Arkansas state Rep. Tommy Lee Baker (D-Osceola) has withdrawn legislation (HB 1992) that would have ended severance tax exemptions for natural gas drillers due to a lack of support in the House Insurance and Commerce Committee.

On Friday when the bill came before the committee, the hearing room was filled with gas industry supporters opposed to the bill, according to the Associated Press. HB 1992 did not come to a vote.

Producers in the state’s Fayetteville Shale still face the prospect of higher severance taxes from a ballot initiative by former gas industry executive Sheffield Nelson (see Shale Daily, Feb. 11; Jan. 4). Earlier this month he resubmitted his proposal to the attorney general for the Natural Gas Severance Tax Act of 2012.

Nelson predicted that raising the state’s severance tax to 7% could raise $200 million annually to fund road maintenance in the state.

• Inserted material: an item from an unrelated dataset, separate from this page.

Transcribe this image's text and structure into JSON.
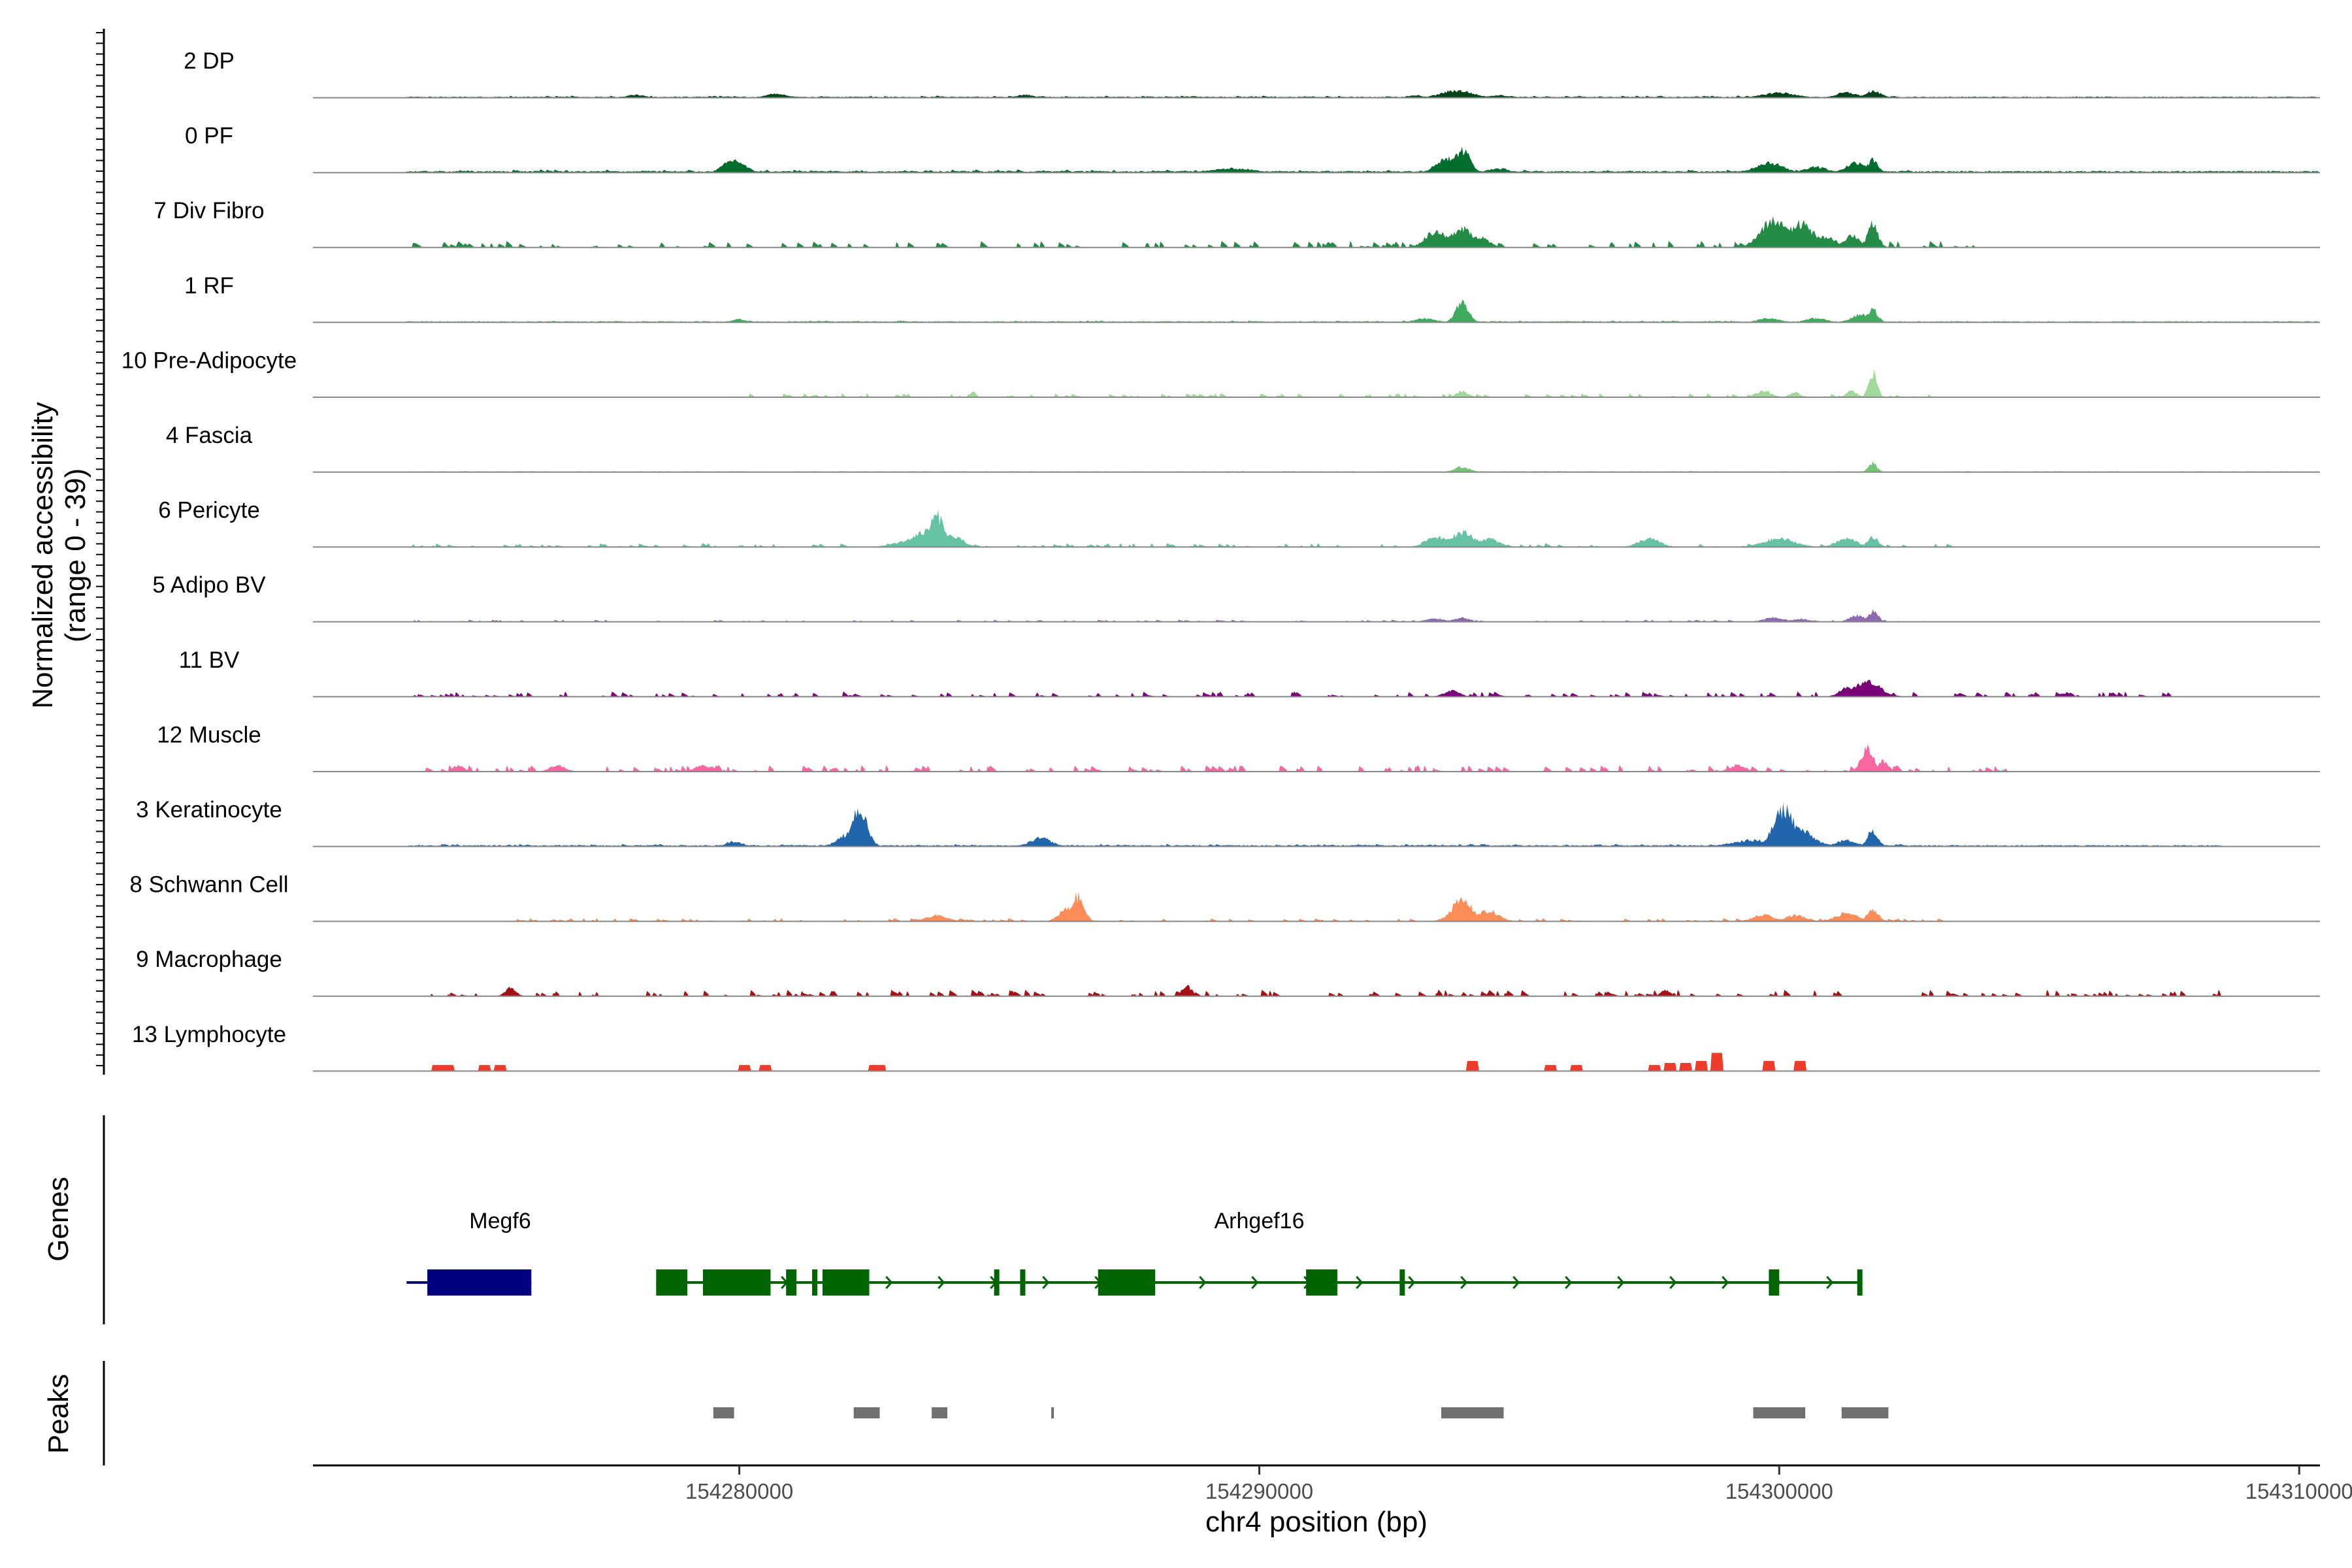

Nelson, a lawyer and former politician, was the CEO of CenterPoint Energy predecessor company Arkansas Louisiana Gas Co. Three years ago he proposed raising the state’s severance tax to 7% of market value before deferring to Gov. Mike Beebe, who succeeded in April 2008 in getting lawmakers to approve a more modest increase (see Daily GPI, April 3, 2008; March 12, 2008). That marked the first hike in the tax in more than 50 years, to 5% of the market value of gas extracted from three-tenths of a cent per 1 Mcf.